What Is Public Relations (PR)?
Public relations (PR) is the set of techniques and strategies related to managing how information about an individual or company is disseminated to the public, and especially the media. Its primary goals are to disseminate important company news or events, maintain a brand image, and put a positive spin on negative events to minimize their fallout. PR may occur in the form of a company press release, news conference, interviews with journalists, social media posting, or other venues.
Every individual or entity operating in the public eye faces the spread of information about them or their practices to the public. While public relations is an industry unto itself, any attempt to portray oneself in a certain way to others can be considered a form of public relations.
- Public relations (PR) refers to managing how others see and feel about a person, brand, or company.
- PR for corporations, notably publicly traded companies, focuses on maintaining a positive corporate image while handling media requests and shareholder inquiries.
- PR is especially important to defray public or investor outcry following negative news announcements.
- PR is different from advertising or marketing as it’s often meant to look organic.

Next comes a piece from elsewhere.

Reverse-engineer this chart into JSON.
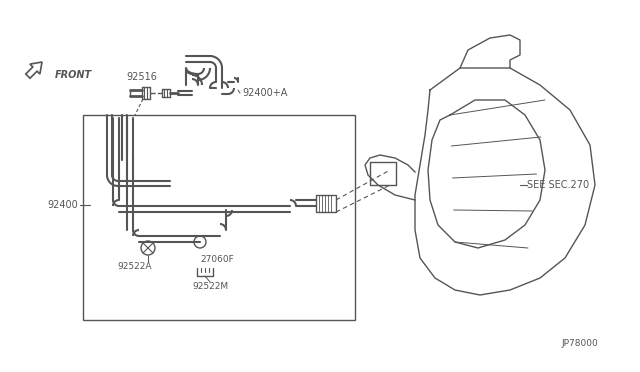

Understanding Public Relations
Although not inherent in the definition, PR is often thought of as "spin," with the goal being to present the person, company, or brand in the best light possible. PR differs from advertising in that PR attempts to represent a person or brand's image in ways that will appear organic, such as generating good press from independent sources and recommending business decisions that will incur public support. Loosely defined until the mid-twentieth century, PR is one of the fastest-growing industries in the United States.
PR is essential to any company's success, especially when shares in the company are publicly traded and the value of a share depends on the public's confidence in a company or brand. In addition to handling media requests, information queries, and shareholder concerns, PR personnel are frequently responsible for crafting and maintaining the corporation's image. Occasionally, PR professionals engage in negative PR or willful attempts to discredit a rival brand or company, although such practices are not in keeping with the industry's code of ethics.
Many public companies have a separate investor relations (IR) department for dealing with communications to shareholders and analysts.
Public Relations in Practice
PR also involves managing a company's reputation in the eyes of its customers. In a 2012 PR crisis, restaurant chain Chick-fil-A was forced to issue emergency statements with respect to its stance on same-sex marriage after a Chick-fil-A executive publicly came out against marriage equality. The statement stressed the company's "biblically-based principles" and its belief in treating "every person with honor, dignity, and respect." It was an example of how companies must exercise good PR. Most major companies have a PR department or utilize the services of an outside firm.
A company often has multiple publics to impress. Internally, a company will want to present itself as competently operated to its investors and biggest shareholders, which can involve arranging product demonstrations or other events directed towards shareholders.
Externally, a company that sells a good or service directly to consumers will want to present a public image that will encourage genuine, lasting brand support, which extends beyond the somewhat knowingly specious goals of advertising.
This can involve reassuring customers during a crisis, such as when Target (TGT) offered an $18.5 million settlement to its customers following a 2013 credit card hack in an attempt to restore good faith or the promotion of a lifestyle that would make the company's product or service attractive. The company also generates PR to attract investors. In this respect, good PR is especially important for startups or rapidly expanding companies.